Este foi também o tema do título do artigo de opinião que escrevemos há um ano para o jornal português Observador, a propósito da bárbara invasão da Ucrânia pela Rússia. Sentimo-nos novamente compelidos no bom sentido do termo para escrevermos sobre este mesmo pertinente tema, tendo conta a difícil, conturbada, polvorosa, explosiva e perigosa situação a que estamos a viver neste momento no mundo inteiro.
O mundo em que vivemos está cheio de conflitos. Não precisamos de estar plenamente sintonizados com a realidade político-internacional para disso nos apercebermos. Basta constatarmos os alarmantes sinais que nos vão chegando, de perto e de longe, através dos media, para compreendermos que, de facto, vivemos num mundo bastante hostil e belicoso. Há, cada vez mais, abominações que proliferam de forma galopante no nosso mundo dito pós-moderno, fruto da mundividência jacobina e libertária que obstam o seu avanço saudável, somando ainda os radicalismos extremos tanto de direita como de esquerda, conduzindo-o para um caos absoluto e o fim apocalíptico – por causa desta postura belicosa do Homem.
A guerra a que estamos a referir aqui é no sentido stricto sensu, isto é, do conflito armado entre os Estados ou no caso da designada guerra civil, que envolve mortes de pessoas e destruição em massa. Obviamente que este artigo não é inocente, tendo em conta a proliferação de guerras a que estamos neste momento a assistir pelo mundo inteiro, sobretudo a guerra entre o Hamas e Israel, extensível também a Palestina e o Líbano, bem como o conflito armado entre Azerbaijão e a Armênia em Nagorno-Karabakh, guerra entre a Rússia e a Ucrânia. E também a guerra civil na Síria, no Iraque, no Iêmen, na República do Congo, na Etiópia, no Camarões, no Mianmar, no Afeganistão, somando ainda as guerras do jihadismo islâmico em África, nomeadamente no Mali, na República Centro Africana, no Sudão, no Níger, na Nigéria, no Burkina Faso, na Somália e no Moçambique, etc.
A pertinente pergunta que se coloca é: será que podemos considerar uma guerra como sendo justa? Eis a grande questão que nos interpela. Vamos tentar responder esta pergunta em duas dimensões: primeiro, numa dimensão secular e depois numa dimensão teológico-Cristã.
Começando a nossa reflexão numa perpectiva secular, importa salientar que na doutrina do Direito Internacional há um unanime consenso a favor do conceito da guerra justa, fruto de influência do pensamento de Santo Agostinho, John Locke, Hugo Grócio, Francisco Suares e Francisco Vitória. Para estes conceituados autores mundial, que marcaram profundamente a nossa história da política internacional, a guerra justa serve para “vingar o mal, quando um Estado tem que ser atacado pela sua negligência em reparar males cometidos pelos seus cidadãos, ou em restaurar aquilo que por maldade lhe foi retirado”. As guerras justas, sustentam ainda estes ilustres pensadores, podem incluir guerras por motivos de segurança, guerras para vingar o mal, ou guerras declaradas a países que recusam a passagem a outros”.
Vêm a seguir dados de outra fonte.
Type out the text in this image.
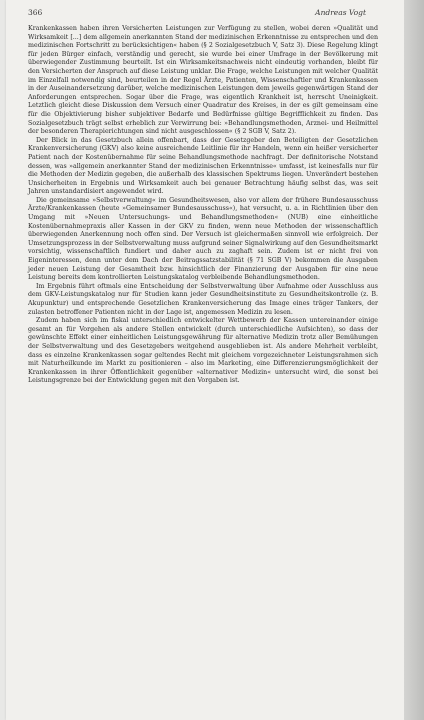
366	Andreas Vogt

Krankenkassen haben ihren Versicherten Leistungen zur Verfügung zu stellen, wobei deren »Qualität und Wirksamkeit [...] dem allgemein anerkannten Stand der medizinischen Erkenntnisse zu entsprechen und den medizinischen Fortschritt zu berücksichtigen« haben (§ 2 Sozialgesetzbuch V, Satz 3). Diese Regelung klingt für jeden Bürger einfach, verständig und gerecht, sie wurde bei einer Umfrage in der Bevölkerung mit überwiegender Zustimmung beurteilt. Ist ein Wirksamkeitsnachweis nicht eindeutig vorhanden, bleibt für den Versicherten der Anspruch auf diese Leistung unklar. Die Frage, welche Leistungen mit welcher Qualität im Einzelfall notwendig sind, beurteilen in der Regel Ärzte, Patienten, Wissenschaftler und Krankenkassen in der Auseinandersetzung darüber, welche medizinischen Leistungen dem jeweils gegenwärtigen Stand der Anforderungen entsprechen. Sogar über die Frage, was eigentlich Krankheit ist, herrscht Uneinigkeit. Letztlich gleicht diese Diskussion dem Versuch einer Quadratur des Kreises, in der es gilt gemeinsam eine für die Objektivierung bisher subjektiver Bedarfe und Bedürfnisse gültige Begrifflichkeit zu finden. Das Sozialgesetzbuch trägt selbst erheblich zur Verwirrung bei: »Behandlungsmethoden, Arznei- und Heilmittel der besonderen Therapierichtungen sind nicht ausgeschlossen« (§ 2 SGB V, Satz 2).

Der Blick in das Gesetzbuch allein offenbart, dass der Gesetzgeber den Beteiligten der Gesetzlichen Krankenversicherung (GKV) also keine ausreichende Leitlinie für ihr Handeln, wenn ein heißer versicherter Patient nach der Kostenübernahme für seine Behandlungsmethode nachfragt. Der definitorische Notstand dessen, was »allgemein anerkannter Stand der medizinischen Erkenntnisse« umfasst, ist keinesfalls nur für die Methoden der Medizin gegeben, die außerhalb des klassischen Spektrums liegen. Unverändert bestehen Unsicherheiten in Ergebnis und Wirksamkeit auch bei genauer Betrachtung häufig selbst das, was seit Jahren unstandardisiert angewendet wird.

Die gemeinsame »Selbstverwaltung« im Gesundheitswesen, also vor allem der frühere Bundesausschuss Ärzte/Krankenkassen (heute »Gemeinsamer Bundesausschuss«), hat versucht, u. a. in Richtlinien über den Umgang mit »Neuen Untersuchungs- und Behandlungsmethoden« (NUB) eine einheitliche Kostenübernahmepraxis aller Kassen in der GKV zu finden, wenn neue Methoden der wissenschaftlich überwiegenden Anerkennung noch offen sind. Der Versuch ist gleichermaßen sinnvoll wie erfolgreich. Der Umsetzungsprozess in der Selbstverwaltung muss aufgrund seiner Signalwirkung auf den Gesundheitsmarkt vorsichtig, wissenschaftlich fundiert und daher auch zu zaghaft sein. Zudem ist er nicht frei von Eigeninteressen, denn unter dem Dach der Beitragssatzstabilität (§ 71 SGB V) bekommen die Ausgaben jeder neuen Leistung der Gesamtheit bzw. hinsichtlich der Finanzierung der Ausgaben für eine neue Leistung bereits dem kontrollierten Leistungskatalog verbleibende Behandlungsmethoden.

Im Ergebnis führt oftmals eine Entscheidung der Selbstverwaltung über Aufnahme oder Ausschluss aus dem GKV-Leistungskatalog nur für Studien kann jeder Gesundheitsinstitute zu Gesundheitskontrolle (z. B. Akupunktur) und entsprechende Gesetzlichen Krankenversicherung das Image eines träger Tankers, der zulasten betroffener Patienten nicht in der Lage ist, angemessen Medizin zu lesen.

Zudem haben sich im fiskal unterschiedlich entwickelter Wettbewerb der Kassen untereinander einige gesamt an für Vorgehen als andere Stellen entwickelt (durch unterschiedliche Aufsichten), so dass der gewünschte Effekt einer einheitlichen Leistungsgewährung für alternative Medizin trotz aller Bemühungen der Selbstverwaltung und des Gesetzgebers weitgehend ausgeblieben ist. Als andere Mehrheit verbleibt, dass es einzelne Krankenkassen sogar geltendes Recht mit gleichem vorgezeichneter Leistungsrahmen sich mit Naturheilkunde im Markt zu positionieren – also im Marketing, eine Differenzierungsmöglichkeit der Krankenkassen in ihrer Öffentlichkeit gegenüber »alternativer Medizin« untersucht wird, die sonst bei Leistungsgrenze bei der Entwicklung gegen mit den Vorgaben ist.
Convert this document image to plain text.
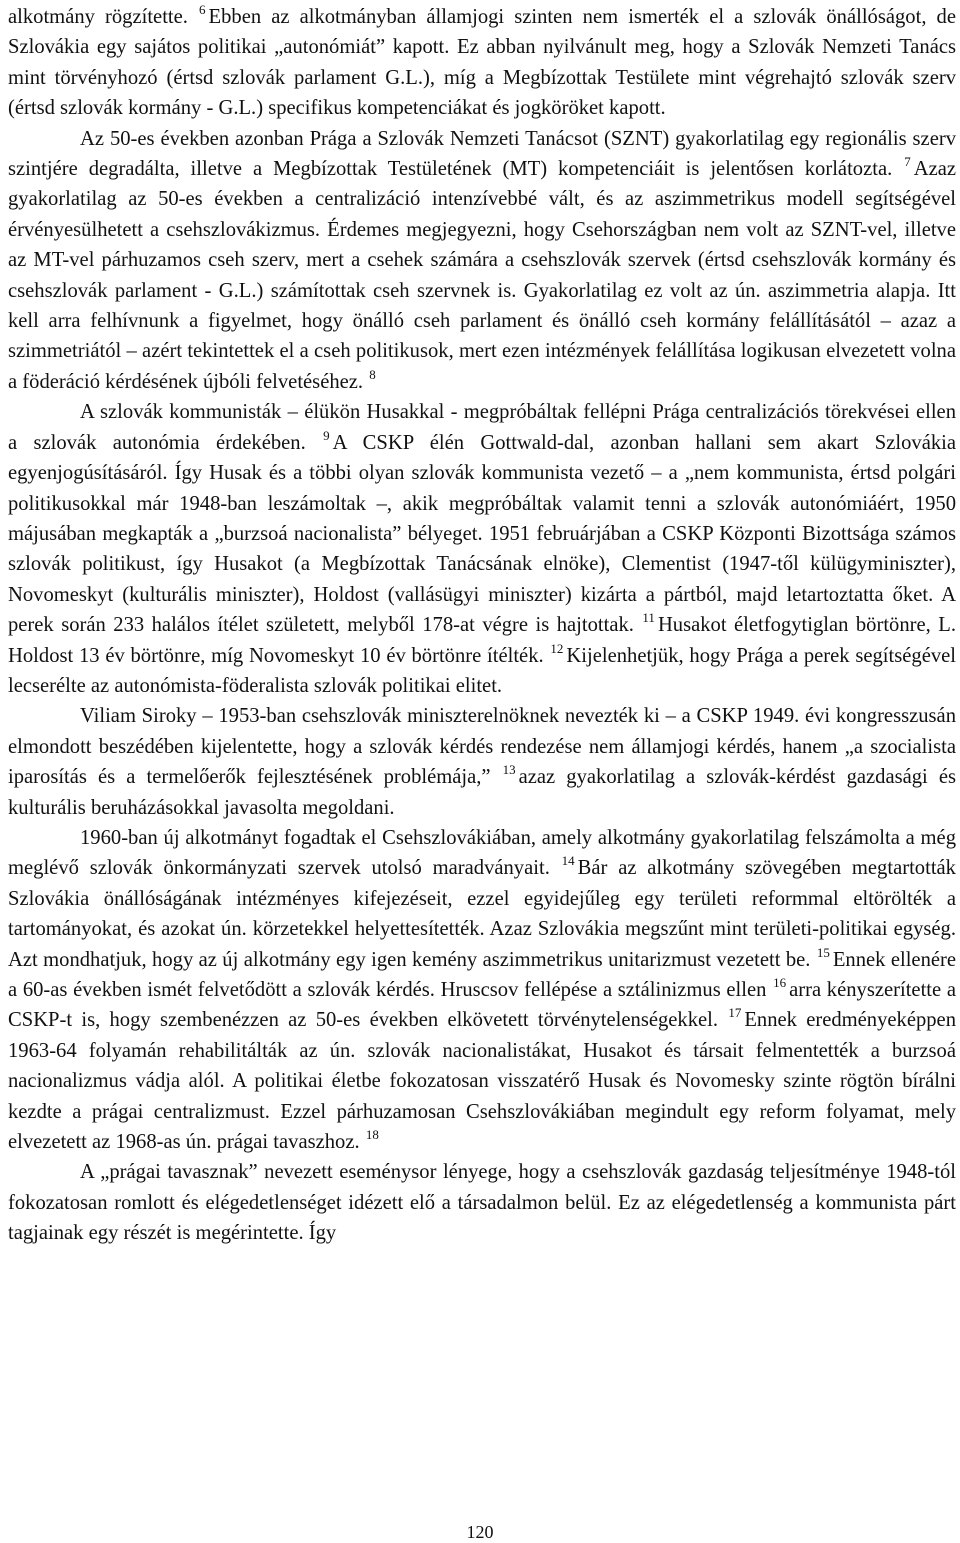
alkotmány rögzítette. $^6$ Ebben az alkotmányban államjogi szinten nem ismerték el a szlovák önállóságot, de Szlovákia egy sajátos politikai „autonómiát” kapott. Ez abban nyilvánult meg, hogy a Szlovák Nemzeti Tanács mint törvényhozó (értsd szlovák parlament G.L.), míg a Megbízottak Testülete mint végrehajtó szlovák szerv (értsd szlovák kormány - G.L.) specifikus kompetenciákat és jogköröket kapott.

Az 50-es években azonban Prága a Szlovák Nemzeti Tanácsot (SZNT) gyakorlatilag egy regionális szerv szintjére degradálta, illetve a Megbízottak Testületének (MT) kompetenciáit is jelentősen korlátozta. $^7$ Azaz gyakorlatilag az 50-es években a centralizáció intenzívebbé vált, és az aszimmetrikus modell segítségével érvényesülhetett a csehszlovákizmus. Érdemes megjegyezni, hogy Csehországban nem volt az SZNT-vel, illetve az MT-vel párhuzamos cseh szerv, mert a csehek számára a csehszlovák szervek (értsd csehszlovák kormány és csehszlovák parlament - G.L.) számítottak cseh szervnek is. Gyakorlatilag ez volt az ún. aszimmetria alapja. Itt kell arra felhívnunk a figyelmet, hogy önálló cseh parlament és önálló cseh kormány felállításától – azaz a szimmetriától – azért tekintettek el a cseh politikusok, mert ezen intézmények felállítása logikusan elvezetett volna a föderáció kérdésének újbóli felvetéséhez. $^8$

A szlovák kommunisták – élükön Husakkal - megpróbáltak fellépni Prága centralizációs törekvései ellen a szlovák autonómia érdekében. $^9$ A CSKP élén Gottwald-dal, azonban hallani sem akart Szlovákia egyenjogúsításáról. Így Husak és a többi olyan szlovák kommunista vezető – a „nem kommunista, értsd polgári politikusokkal már 1948-ban leszámoltak –, akik megpróbáltak valamit tenni a szlovák autonómiáért, 1950 májusában megkapták a „burzsoá nacionalista” bélyeget. 1951 februárjában a CSKP Központi Bizottsága számos szlovák politikust, így Husakot (a Megbízottak Tanácsának elnöke), Clementist (1947-től külügyminiszter), Novomeskyt (kulturális miniszter), Holdost (vallásügyi miniszter) kizárta a pártból, majd letartoztatta őket. A perek során 233 halálos ítélet született, melyből 178-at végre is hajtottak. $^{11}$ Husakot életfogytiglan börtönre, L. Holdost 13 év börtönre, míg Novomeskyt 10 év börtönre ítélték. $^{12}$ Kijelenhetjük, hogy Prága a perek segítségével lecserélte az autonómista-föderalista szlovák politikai elitet.

Viliam Siroky – 1953-ban csehszlovák miniszterelnöknek nevezték ki – a CSKP 1949. évi kongresszusán elmondott beszédében kijelentette, hogy a szlovák kérdés rendezése nem államjogi kérdés, hanem „a szocialista iparosítás és a termelőerők fejlesztésének problémája,” $^{13}$ azaz gyakorlatilag a szlovák-kérdést gazdasági és kulturális beruházásokkal javasolta megoldani.

1960-ban új alkotmányt fogadtak el Csehszlovákiában, amely alkotmány gyakorlatilag felszámolta a még meglévő szlovák önkormányzati szervek utolsó maradványait. $^{14}$ Bár az alkotmány szövegében megtartották Szlovákia önállóságának intézményes kifejezéseit, ezzel egyidejűleg egy területi reformmal eltörölték a tartományokat, és azokat ún. körzetekkel helyettesítették. Azaz Szlovákia megszűnt mint területi-politikai egység. Azt mondhatjuk, hogy az új alkotmány egy igen kemény aszimmetrikus unitarizmust vezetett be. $^{15}$ Ennek ellenére a 60-as években ismét felvetődött a szlovák kérdés. Hruscsov fellépése a sztálinizmus ellen $^{16}$ arra kényszerítette a CSKP-t is, hogy szembenézzen az 50-es években elkövetett törvénytelenségekkel. $^{17}$ Ennek eredményeképpen 1963-64 folyamán rehabilitálták az ún. szlovák nacionalistákat, Husakot és társait felmentették a burzsoá nacionalizmus vádja alól. A politikai életbe fokozatosan visszatérő Husak és Novomesky szinte rögtön bírálni kezdte a prágai centralizmust. Ezzel párhuzamosan Csehszlovákiában megindult egy reform folyamat, mely elvezetett az 1968-as ún. prágai tavaszhoz. $^{18}$

A „prágai tavasznak” nevezett eseménysor lényege, hogy a csehszlovák gazdaság teljesítménye 1948-tól fokozatosan romlott és elégedetlenséget idézett elő a társadalmon belül. Ez az elégedetlenség a kommunista párt tagjainak egy részét is megérintette. Így

120
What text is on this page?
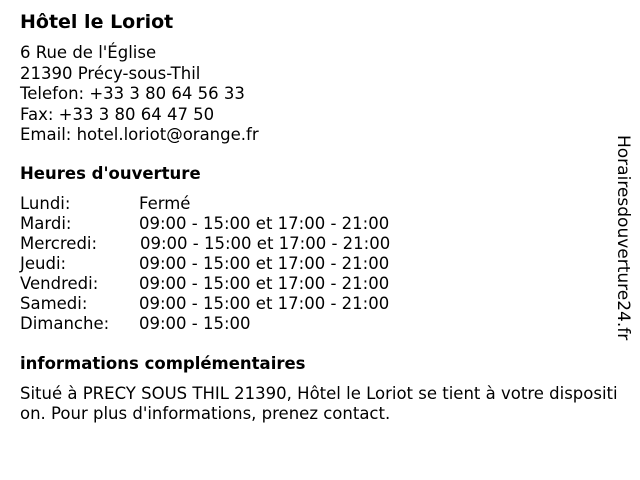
Hôtel le Loriot
6 Rue de l'Église
21390 Précy-sous-Thil
Telefon: +33 3 80 64 56 33
Fax: +33 3 80 64 47 50
Email: hotel.loriot@orange.fr
Heures d'ouverture
Lundi:	Fermé
Mardi:	09:00 - 15:00 et 17:00 - 21:00
Mercredi:	09:00 - 15:00 et 17:00 - 21:00
Jeudi:	09:00 - 15:00 et 17:00 - 21:00
Vendredi: 09:00 - 15:00 et 17:00 - 21:00
Samedi:	09:00 - 15:00 et 17:00 - 21:00
Dimanche: 09:00 - 15:00
informations complémentaires
Situé à PRECY SOUS THIL 21390, Hôtel le Loriot se tient à votre disposition. Pour plus d'informations, prenez contact.
Horairesdouverture24.fr
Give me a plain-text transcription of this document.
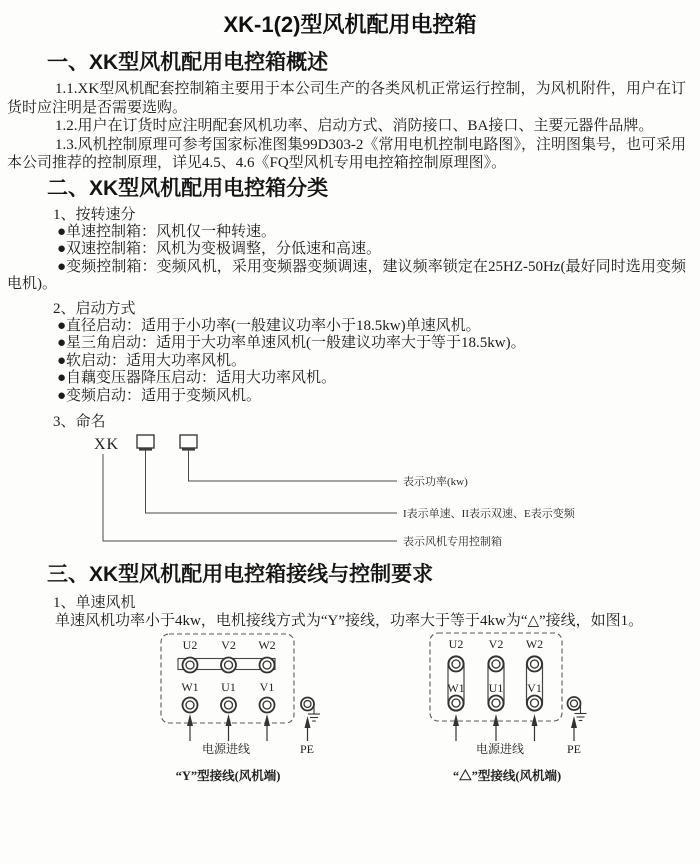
XK-1(2)型风机配用电控箱
一、XK型风机配用电控箱概述

1.1.XK型风机配套控制箱主要用于本公司生产的各类风机正常运行控制，为风机附件，用户在订货时应注明是否需要选购。

1.2.用户在订货时应注明配套风机功率、启动方式、消防接口、BA接口、主要元器件品牌。

1.3.风机控制原理可参考国家标准图集99D303-2《常用电机控制电路图》，注明图集号，也可采用本公司推荐的控制原理，详见4.5、4.6《FQ型风机专用电控箱控制原理图》。

二、XK型风机配用电控箱分类
1、按转速分
●单速控制箱：风机仅一种转速。
●双速控制箱：风机为变极调整，分低速和高速。
●变频控制箱：变频风机，采用变频器变频调速，建议频率锁定在25HZ-50Hz(最好同时选用变频电机)。
2、启动方式
●直径启动：适用于小功率(一般建议功率小于18.5kw)单速风机。
●星三角启动：适用于大功率单速风机(一般建议功率大于等于18.5kw)。
●软启动：适用大功率风机。
●自藕变压器降压启动：适用大功率风机。
●变频启动：适用于变频风机。
3、命名
XK
表示功率(kw)
I表示单速、II表示双速、E表示变频
表示风机专用控制箱
三、XK型风机配用电控箱接线与控制要求
1、单速风机

单速风机功率小于4kw，电机接线方式为“Y”接线，功率大于等于4kw为“△”接线，如图1。

U2 V2 W2
W1 U1 V1
电源进线	PE
“Y”型接线(风机端)
U2 V2 W2
W1 U1 V1
电源进线	PE
“△”型接线(风机端)
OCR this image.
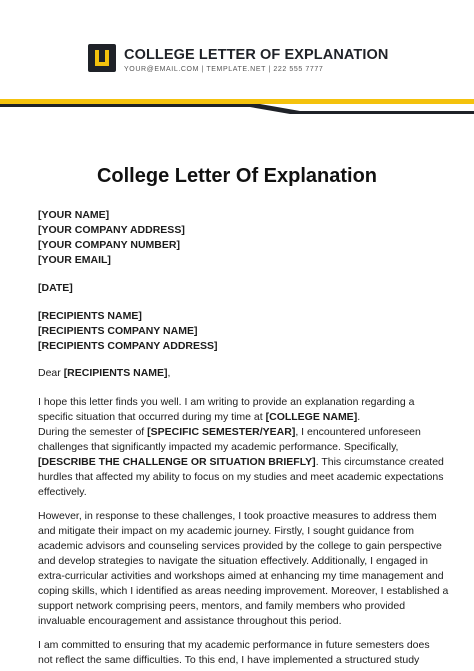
COLLEGE LETTER OF EXPLANATION
YOUR@EMAIL.COM | TEMPLATE.NET | 222 555 7777
College Letter Of Explanation
[YOUR NAME]
[YOUR COMPANY ADDRESS]
[YOUR COMPANY NUMBER]
[YOUR EMAIL]
[DATE]
[RECIPIENTS NAME]
[RECIPIENTS COMPANY NAME]
[RECIPIENTS COMPANY ADDRESS]
Dear [RECIPIENTS NAME],
I hope this letter finds you well. I am writing to provide an explanation regarding a
specific situation that occurred during my time at [COLLEGE NAME].
During the semester of [SPECIFIC SEMESTER/YEAR], I encountered unforeseen
challenges that significantly impacted my academic performance. Specifically,
[DESCRIBE THE CHALLENGE OR SITUATION BRIEFLY]. This circumstance created
hurdles that affected my ability to focus on my studies and meet academic expectations
effectively.
However, in response to these challenges, I took proactive measures to address them
and mitigate their impact on my academic journey. Firstly, I sought guidance from
academic advisors and counseling services provided by the college to gain perspective
and develop strategies to navigate the situation effectively. Additionally, I engaged in
extra-curricular activities and workshops aimed at enhancing my time management and
coping skills, which I identified as areas needing improvement. Moreover, I established a
support network comprising peers, mentors, and family members who provided
invaluable encouragement and assistance throughout this period.
I am committed to ensuring that my academic performance in future semesters does
not reflect the same difficulties. To this end, I have implemented a structured study
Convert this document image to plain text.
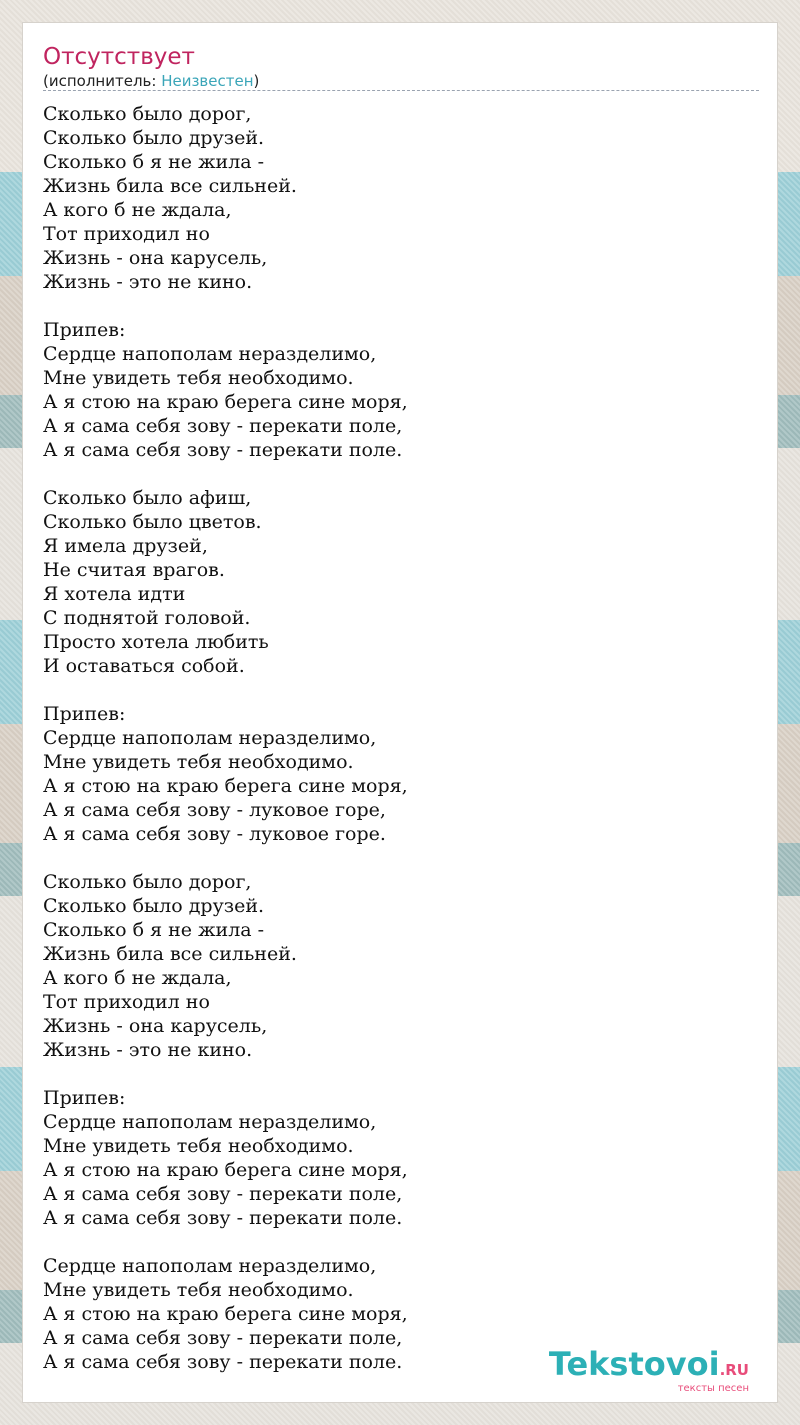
Отсутствует
(исполнитель: Неизвестен)
Сколько было дорог,
Сколько было друзей.
Сколько б я не жила -
Жизнь била все сильней.
А кого б не ждала,
Тот приходил но
Жизнь - она карусель,
Жизнь - это не кино.
Припев:
Сердце напополам неразделимо,
Мне увидеть тебя необходимо.
А я стою на краю берега сине моря,
А я сама себя зову - перекати поле,
А я сама себя зову - перекати поле.
Сколько было афиш,
Сколько было цветов.
Я имела друзей,
Не считая врагов.
Я хотела идти
С поднятой головой.
Просто хотела любить
И оставаться собой.
Припев:
Сердце напополам неразделимо,
Мне увидеть тебя необходимо.
А я стою на краю берега сине моря,
А я сама себя зову - луковое горе,
А я сама себя зову - луковое горе.
Сколько было дорог,
Сколько было друзей.
Сколько б я не жила -
Жизнь била все сильней.
А кого б не ждала,
Тот приходил но
Жизнь - она карусель,
Жизнь - это не кино.
Припев:
Сердце напополам неразделимо,
Мне увидеть тебя необходимо.
А я стою на краю берега сине моря,
А я сама себя зову - перекати поле,
А я сама себя зову - перекати поле.
Сердце напополам неразделимо,
Мне увидеть тебя необходимо.
А я стою на краю берега сине моря,
А я сама себя зову - перекати поле,
А я сама себя зову - перекати поле.	Tekstovoi.RU
тексты песен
Por influência destes conhecidos autores, a Carta das Nações Unidas de 1945 adoptou na íntegra este postulado doutrinário, habilitando o Conselho de Segurança a recorrer ao uso da força, isto é, a implementar a acção armada contra qualquer país em caso de ameaça à paz, ruptura da paz e acto de agressão. Quanto aos Estados membros da Organização das Nações Unidas (ONU), a Carta consente o uso da força pelos Estados membros em apenas duas circunstâncias: 1): em caso da legítima defesa, individual ou colectiva (nos termos do artigo quinquagésimo primeiro); 2) em caso de assistência às próprias Nações Unidas (art.2.5), como a participação em acções por elas levadas a cabo ao abrigo do capítulo sétimo ou noutras, a título excepcional (as operações de paz e de ingerência humanitária, por elas determinadas ou admitidas).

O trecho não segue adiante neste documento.